In 2009, Crafton and Fein sold Martin Kelly Capital Management to Sun Trust for a reported $2.7 million.

"Defendants, in their position, each had a fiduciary duty to promptly inform and disseminate accurate and truthful information and to correct any misleading omissions of fact regarding the financial condition, performance, operations, financial statements, and investments that defendants made on plaintiff's behalf," the complaint states.

"Despite this affirmative duty placed upon each defendant, each knowingly and intentionally made, or participated in making or reviewed misleading statements and omissions of material fact in order to carry out investment transactions that were not in plaintiff's best interests and were not suitable given plaintiff's risk tolerance."

Terry says Crafton and Fein recommended he use a specific accountant to prepare and file his tax returns. Terry calls this a "tactical move to enhance and maintain their ultimate control over plaintiff's assets."

The complaint states: "Crafton specifically told plaintiff that plaintiff could, at any time, get out of the investments Crafton placed plaintiff in because he said very investment he placed plaintiff in was a very safe, liquid asset.

"However, contrary to his express representations, defendant Crafton placed plaintiff in high-risk, alternative investments, which were Ponzi schemes or other fraudulent investments run, managed, controlled, operated and/or created by individuals with whom Crafton had a personal relationship, business dealings or kickback agreements. These investments were unsuitable and illiquid and Crafton had some financial interest and undisclosed relationship with each investment that was never disclosed to plaintiff."

Terry claims the defendants changed investment strategies and concentrated his portfolio in "unsuitable, privately held, unsecured, illiquid securities."

"Crafton knowingly made false and material misrepresentations to plaintiff before the date Crafton placed plaintiff into certain high-risk, illiquid investments by stating he would take plaintiff's money and invest it in safe investments that would provide a steady stream of income to plaintiff throughout plaintiff's life," the complaint states.

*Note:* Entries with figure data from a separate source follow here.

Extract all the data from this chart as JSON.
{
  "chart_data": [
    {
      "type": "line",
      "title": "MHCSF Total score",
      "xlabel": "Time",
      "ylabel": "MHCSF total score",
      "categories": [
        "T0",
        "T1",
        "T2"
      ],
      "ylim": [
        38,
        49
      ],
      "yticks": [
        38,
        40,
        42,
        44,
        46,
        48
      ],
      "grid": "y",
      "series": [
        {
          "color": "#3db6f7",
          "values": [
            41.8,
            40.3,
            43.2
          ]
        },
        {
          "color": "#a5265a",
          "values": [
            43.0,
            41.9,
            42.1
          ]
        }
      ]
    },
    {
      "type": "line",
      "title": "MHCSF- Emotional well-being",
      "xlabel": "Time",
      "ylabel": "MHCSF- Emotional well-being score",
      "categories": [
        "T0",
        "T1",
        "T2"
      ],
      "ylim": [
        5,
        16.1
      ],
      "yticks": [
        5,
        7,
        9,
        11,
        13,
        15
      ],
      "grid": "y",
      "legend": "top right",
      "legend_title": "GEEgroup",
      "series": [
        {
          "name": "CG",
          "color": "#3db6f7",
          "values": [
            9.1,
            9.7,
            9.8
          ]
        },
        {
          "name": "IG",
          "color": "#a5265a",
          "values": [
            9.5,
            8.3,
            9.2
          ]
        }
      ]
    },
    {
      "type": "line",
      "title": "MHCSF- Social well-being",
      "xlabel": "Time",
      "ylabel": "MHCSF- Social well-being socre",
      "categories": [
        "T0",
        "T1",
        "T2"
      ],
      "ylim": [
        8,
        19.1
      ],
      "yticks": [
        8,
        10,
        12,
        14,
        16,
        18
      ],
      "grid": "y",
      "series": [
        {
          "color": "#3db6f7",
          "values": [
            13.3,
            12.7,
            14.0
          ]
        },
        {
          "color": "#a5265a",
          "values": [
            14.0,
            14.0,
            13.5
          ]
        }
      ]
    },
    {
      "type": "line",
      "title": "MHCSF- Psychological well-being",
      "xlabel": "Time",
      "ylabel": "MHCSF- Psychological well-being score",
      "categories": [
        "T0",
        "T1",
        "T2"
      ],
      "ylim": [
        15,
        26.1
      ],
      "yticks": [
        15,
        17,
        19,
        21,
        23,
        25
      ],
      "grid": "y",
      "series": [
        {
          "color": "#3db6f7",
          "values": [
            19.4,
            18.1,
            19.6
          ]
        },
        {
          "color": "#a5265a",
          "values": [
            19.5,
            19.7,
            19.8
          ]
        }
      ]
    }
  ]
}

But Terry claims the defendants "did not invest plaintiff's money in safe investments and did not provide high-quality wealth management services, but rather misappropriated his funds for Crafton's personal use; invested plaintiff's money in illiquid, high risk, alternative investments; invested plaintiff's money in Ponzi schemes run by his friends and colleagues and/or transferred and/or commingled plaintiff's money among other investors and athletes whom Crafton represented to prevent them from discovering Crafton's frauds, schemes and poor investment strategy as well as plaintiff's financial losses."

Terry claims he was unaware of any of this until November 2010, when he reviewed an investment account statement and noticed that one of his largest investments was listed as "pending litigation."

With that, he said, he knew that one and possibly more of his investments were essentially worthless.

Terry seeks disgorgement of management fees and ill-gotten gains and punitive damages for misrepresentation, mismanagement, fraud, omissions, concealment, negligence, lack of supervision, breach of fiduciary duty and other wrongful conduct.

He is represented by Andrew W. Smith with Smithbridge LLP in Philadelphia.